Nuova linfa dalle periferie
L'attenzione alle periferie si concretizza nelle scelte delle mete dei viaggi pontifici. Uno dei maestri spirituali di Bergoglio, il generale dei gesuiti Pedro Arrupe (1907-1991), fece della periferia il suo mondo. Nei ventisette anni passati in Giappone, Arrupe comprese che i gesuiti dovevano lasciarsi evangelizzare dalle periferie, ridimensionare il centralismo romano e andare incontro alle esigenze emergenti nei luoghi più poveri ed emarginati. Appena eletto generale (1965), in pieno Concilio Vaticano II, Arrupe scelse come meta dei primi viaggi pastorali l’India e l’Africa. Da simili realtà sarebbero potuti arrivare gli esempi necessari al rinnovamento della Chiesa. Uno di questi esempi è stato proclamato a gran voce da papa Francesco che del popolo albanese ha elogiato la capacità di vivere non in tolleranza, ma in fratellanza. Un paese nel quale la maggioranza islamica (55-60% della popolazione, a seconda delle stime) e le minoranze ortodossa (15-20%) e cattolica (12-15%) collaborano in spirito di fratellanza merita di essere preso a modello, ha detto il papa. Nel denunciare con forza il sacrilegio delle uccisioni in nome di Dio, ha ricordato come negli anni della dittatura di Hoxha (1944-1985) i martiri per la fede non siano stati solo cattolici, ma anche musulmani e ortodossi: nella condivisione delle memorie sofferte, dunque, le religioni possono trovare linfa per la convivenza fraterna.
Incontro ai poveri
The Guardian, come diverse altre testate giornalistiche, ha messo in evidenza la portata simbolica del viaggio di Francesco, che ha scelto come meta del primo viaggio europeo non “una delle grandi potenze cattoliche del continente”, ma un paese “minuscolo” e fortemente colpito dal problema dell’indigenza. Tale preferenza starebbe a indicare la volontà del papato di “dare priorità ai poveri e agli emarginati”. Nei discorsi tenuti domenica tale priorità non è stata certo dimenticata: Bergoglio ha ricordato l’urgenza di far fronte ai bisogni dei poveri, ha auspicato che alla globalizzazione dei mercati corrisponda una globalizzazione della solidarietà, ha invitato a scegliere il bene, che al contrario di un denaro che delude infinitamente appaga.

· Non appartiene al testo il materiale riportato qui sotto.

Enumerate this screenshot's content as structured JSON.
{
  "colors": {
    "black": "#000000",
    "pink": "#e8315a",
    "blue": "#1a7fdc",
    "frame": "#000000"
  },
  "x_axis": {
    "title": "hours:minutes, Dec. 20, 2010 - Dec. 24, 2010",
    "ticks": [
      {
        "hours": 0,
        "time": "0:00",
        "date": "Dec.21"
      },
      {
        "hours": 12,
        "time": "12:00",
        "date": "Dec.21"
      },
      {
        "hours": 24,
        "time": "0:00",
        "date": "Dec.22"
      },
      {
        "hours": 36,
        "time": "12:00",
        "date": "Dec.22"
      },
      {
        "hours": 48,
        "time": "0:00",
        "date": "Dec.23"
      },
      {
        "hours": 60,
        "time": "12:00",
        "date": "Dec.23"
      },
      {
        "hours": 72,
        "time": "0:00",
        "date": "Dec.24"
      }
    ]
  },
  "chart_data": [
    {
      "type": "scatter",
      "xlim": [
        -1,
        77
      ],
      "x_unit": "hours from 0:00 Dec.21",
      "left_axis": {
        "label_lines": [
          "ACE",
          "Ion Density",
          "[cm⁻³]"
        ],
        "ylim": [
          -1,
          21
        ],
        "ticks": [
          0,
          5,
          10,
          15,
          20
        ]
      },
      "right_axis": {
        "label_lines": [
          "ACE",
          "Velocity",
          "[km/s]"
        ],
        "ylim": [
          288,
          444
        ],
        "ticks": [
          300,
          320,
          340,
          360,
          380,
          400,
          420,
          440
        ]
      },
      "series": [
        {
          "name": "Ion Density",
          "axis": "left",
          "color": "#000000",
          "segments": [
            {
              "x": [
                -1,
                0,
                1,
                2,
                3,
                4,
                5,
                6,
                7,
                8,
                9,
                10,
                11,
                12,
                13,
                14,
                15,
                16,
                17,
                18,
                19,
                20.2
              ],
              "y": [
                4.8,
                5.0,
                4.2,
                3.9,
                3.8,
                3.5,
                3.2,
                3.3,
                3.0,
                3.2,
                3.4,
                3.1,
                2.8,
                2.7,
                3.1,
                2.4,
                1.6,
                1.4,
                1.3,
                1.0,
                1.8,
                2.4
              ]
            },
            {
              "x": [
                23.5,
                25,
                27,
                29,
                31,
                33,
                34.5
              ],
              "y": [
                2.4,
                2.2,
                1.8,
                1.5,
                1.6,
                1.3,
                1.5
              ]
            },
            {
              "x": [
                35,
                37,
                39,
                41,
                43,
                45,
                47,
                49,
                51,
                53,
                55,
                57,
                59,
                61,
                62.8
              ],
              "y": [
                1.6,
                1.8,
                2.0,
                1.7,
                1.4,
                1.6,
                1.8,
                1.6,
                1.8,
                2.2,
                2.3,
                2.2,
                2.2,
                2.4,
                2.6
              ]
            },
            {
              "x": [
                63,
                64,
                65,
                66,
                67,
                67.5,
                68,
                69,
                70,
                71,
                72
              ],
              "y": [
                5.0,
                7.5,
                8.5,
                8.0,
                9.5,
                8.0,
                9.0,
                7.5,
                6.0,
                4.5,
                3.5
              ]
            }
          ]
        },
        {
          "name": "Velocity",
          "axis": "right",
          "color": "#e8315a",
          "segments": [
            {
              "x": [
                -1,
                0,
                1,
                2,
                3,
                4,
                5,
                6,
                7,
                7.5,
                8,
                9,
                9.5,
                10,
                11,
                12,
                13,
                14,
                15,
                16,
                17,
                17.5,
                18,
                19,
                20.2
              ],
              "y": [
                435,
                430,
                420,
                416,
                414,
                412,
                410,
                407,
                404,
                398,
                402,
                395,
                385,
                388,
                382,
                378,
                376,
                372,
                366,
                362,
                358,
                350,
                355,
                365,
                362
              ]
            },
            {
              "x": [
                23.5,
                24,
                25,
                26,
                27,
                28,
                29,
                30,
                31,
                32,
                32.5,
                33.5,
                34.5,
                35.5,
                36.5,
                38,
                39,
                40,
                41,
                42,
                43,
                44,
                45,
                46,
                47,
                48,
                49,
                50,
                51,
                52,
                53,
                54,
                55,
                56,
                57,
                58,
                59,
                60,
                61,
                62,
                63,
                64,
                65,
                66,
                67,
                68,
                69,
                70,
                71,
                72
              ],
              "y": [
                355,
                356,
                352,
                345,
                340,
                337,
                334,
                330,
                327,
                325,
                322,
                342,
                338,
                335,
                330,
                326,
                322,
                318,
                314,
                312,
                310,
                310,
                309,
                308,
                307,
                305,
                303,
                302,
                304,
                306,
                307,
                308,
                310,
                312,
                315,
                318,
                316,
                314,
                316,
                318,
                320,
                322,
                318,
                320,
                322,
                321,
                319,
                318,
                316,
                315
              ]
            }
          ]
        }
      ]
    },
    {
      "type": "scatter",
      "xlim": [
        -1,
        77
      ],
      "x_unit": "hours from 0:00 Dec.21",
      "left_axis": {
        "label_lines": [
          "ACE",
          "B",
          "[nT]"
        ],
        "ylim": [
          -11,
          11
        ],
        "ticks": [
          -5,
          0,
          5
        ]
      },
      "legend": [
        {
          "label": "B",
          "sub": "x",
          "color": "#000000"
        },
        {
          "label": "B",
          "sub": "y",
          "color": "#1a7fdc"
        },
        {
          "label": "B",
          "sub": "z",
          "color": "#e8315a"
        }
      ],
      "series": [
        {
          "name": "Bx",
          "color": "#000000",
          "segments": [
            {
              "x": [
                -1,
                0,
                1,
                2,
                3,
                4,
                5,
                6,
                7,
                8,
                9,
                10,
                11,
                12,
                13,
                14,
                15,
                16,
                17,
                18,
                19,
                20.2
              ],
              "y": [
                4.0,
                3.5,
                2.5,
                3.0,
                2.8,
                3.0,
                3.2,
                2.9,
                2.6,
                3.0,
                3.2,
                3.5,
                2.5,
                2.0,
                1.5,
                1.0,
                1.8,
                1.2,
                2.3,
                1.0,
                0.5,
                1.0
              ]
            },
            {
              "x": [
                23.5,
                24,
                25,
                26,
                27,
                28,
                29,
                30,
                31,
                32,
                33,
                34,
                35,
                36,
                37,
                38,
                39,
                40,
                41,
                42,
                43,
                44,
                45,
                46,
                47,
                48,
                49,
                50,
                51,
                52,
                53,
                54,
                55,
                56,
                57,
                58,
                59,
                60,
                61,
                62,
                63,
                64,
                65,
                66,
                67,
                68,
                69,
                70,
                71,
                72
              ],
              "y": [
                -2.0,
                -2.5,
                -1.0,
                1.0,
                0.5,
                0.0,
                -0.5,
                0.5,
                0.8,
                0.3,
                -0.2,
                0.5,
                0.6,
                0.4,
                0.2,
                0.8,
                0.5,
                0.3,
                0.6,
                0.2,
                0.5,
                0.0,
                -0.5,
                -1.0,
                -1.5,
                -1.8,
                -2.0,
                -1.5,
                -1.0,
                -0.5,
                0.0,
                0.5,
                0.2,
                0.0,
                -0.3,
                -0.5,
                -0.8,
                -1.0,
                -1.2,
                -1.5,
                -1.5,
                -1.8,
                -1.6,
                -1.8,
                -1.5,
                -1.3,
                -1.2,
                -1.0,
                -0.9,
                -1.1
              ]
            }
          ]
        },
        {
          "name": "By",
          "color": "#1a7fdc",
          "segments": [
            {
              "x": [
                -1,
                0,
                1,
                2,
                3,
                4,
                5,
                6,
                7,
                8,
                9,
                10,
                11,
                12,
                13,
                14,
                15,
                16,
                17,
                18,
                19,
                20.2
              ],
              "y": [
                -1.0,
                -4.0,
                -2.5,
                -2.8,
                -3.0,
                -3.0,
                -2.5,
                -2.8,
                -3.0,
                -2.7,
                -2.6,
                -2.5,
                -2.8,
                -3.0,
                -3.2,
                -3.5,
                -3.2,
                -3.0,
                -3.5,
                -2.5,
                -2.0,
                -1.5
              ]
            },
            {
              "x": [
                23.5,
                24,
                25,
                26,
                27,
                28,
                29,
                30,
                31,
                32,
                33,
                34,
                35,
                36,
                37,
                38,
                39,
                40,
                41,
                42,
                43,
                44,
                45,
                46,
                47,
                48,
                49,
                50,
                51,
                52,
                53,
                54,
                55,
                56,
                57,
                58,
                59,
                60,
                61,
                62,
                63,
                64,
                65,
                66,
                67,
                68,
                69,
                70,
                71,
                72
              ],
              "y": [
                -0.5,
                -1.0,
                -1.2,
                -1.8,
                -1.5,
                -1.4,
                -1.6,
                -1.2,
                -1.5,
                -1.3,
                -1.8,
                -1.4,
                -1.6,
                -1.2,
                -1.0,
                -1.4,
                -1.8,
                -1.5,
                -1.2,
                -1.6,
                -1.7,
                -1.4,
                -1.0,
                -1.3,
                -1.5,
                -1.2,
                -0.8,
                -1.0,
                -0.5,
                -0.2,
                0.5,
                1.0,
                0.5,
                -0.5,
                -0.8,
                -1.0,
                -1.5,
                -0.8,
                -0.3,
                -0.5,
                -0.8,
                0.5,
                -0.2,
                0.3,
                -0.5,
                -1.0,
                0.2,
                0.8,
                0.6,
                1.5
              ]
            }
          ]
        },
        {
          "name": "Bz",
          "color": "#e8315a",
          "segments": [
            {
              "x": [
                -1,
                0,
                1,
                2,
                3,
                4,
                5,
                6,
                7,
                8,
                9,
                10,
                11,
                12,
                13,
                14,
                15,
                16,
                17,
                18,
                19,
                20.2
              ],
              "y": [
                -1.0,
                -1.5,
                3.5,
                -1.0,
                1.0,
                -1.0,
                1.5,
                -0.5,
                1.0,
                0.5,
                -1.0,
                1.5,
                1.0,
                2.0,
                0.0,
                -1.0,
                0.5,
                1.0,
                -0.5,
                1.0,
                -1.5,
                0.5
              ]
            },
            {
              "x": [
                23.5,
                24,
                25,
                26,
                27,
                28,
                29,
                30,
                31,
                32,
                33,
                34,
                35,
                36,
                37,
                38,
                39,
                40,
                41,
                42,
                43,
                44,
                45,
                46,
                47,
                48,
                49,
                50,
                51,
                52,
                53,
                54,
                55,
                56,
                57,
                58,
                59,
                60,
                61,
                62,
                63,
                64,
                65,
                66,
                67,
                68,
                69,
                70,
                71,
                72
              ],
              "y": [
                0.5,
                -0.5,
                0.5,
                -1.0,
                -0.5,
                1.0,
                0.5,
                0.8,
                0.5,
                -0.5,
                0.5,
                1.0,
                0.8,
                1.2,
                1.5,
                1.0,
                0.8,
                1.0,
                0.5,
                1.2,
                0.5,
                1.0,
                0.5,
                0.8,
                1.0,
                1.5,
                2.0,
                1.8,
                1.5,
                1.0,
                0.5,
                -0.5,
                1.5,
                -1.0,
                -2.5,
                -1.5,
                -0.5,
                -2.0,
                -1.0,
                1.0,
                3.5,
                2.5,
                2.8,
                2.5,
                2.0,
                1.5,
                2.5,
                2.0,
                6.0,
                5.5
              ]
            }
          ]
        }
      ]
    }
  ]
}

Sembra di poter dire che le linee programmatiche di questo pontificato abbiamo incontrato il favore della gente, non solo della maggioranza dei cattolici ma anche di quella degli esponenti di altre religioni (molti sono, per esempio, i musulmani albanesi che hanno pubblicamente dichiarato di pregare per il capo della Chiesa cattolica) o di chi in nessuna fede si riconosce. È molto probabile che tale apprezzamento sia da collegare alla carica umana e carismatica di Francesco, ma sarebbe ingiusto non dare rilevanza anche al suo progetto di Chiesa, un lavoro in corso che trova le sue radici nella storia e si apre a un futuro di rinnovamento per il quale molti si attendono passi nuovi e, perché no, sorprendenti.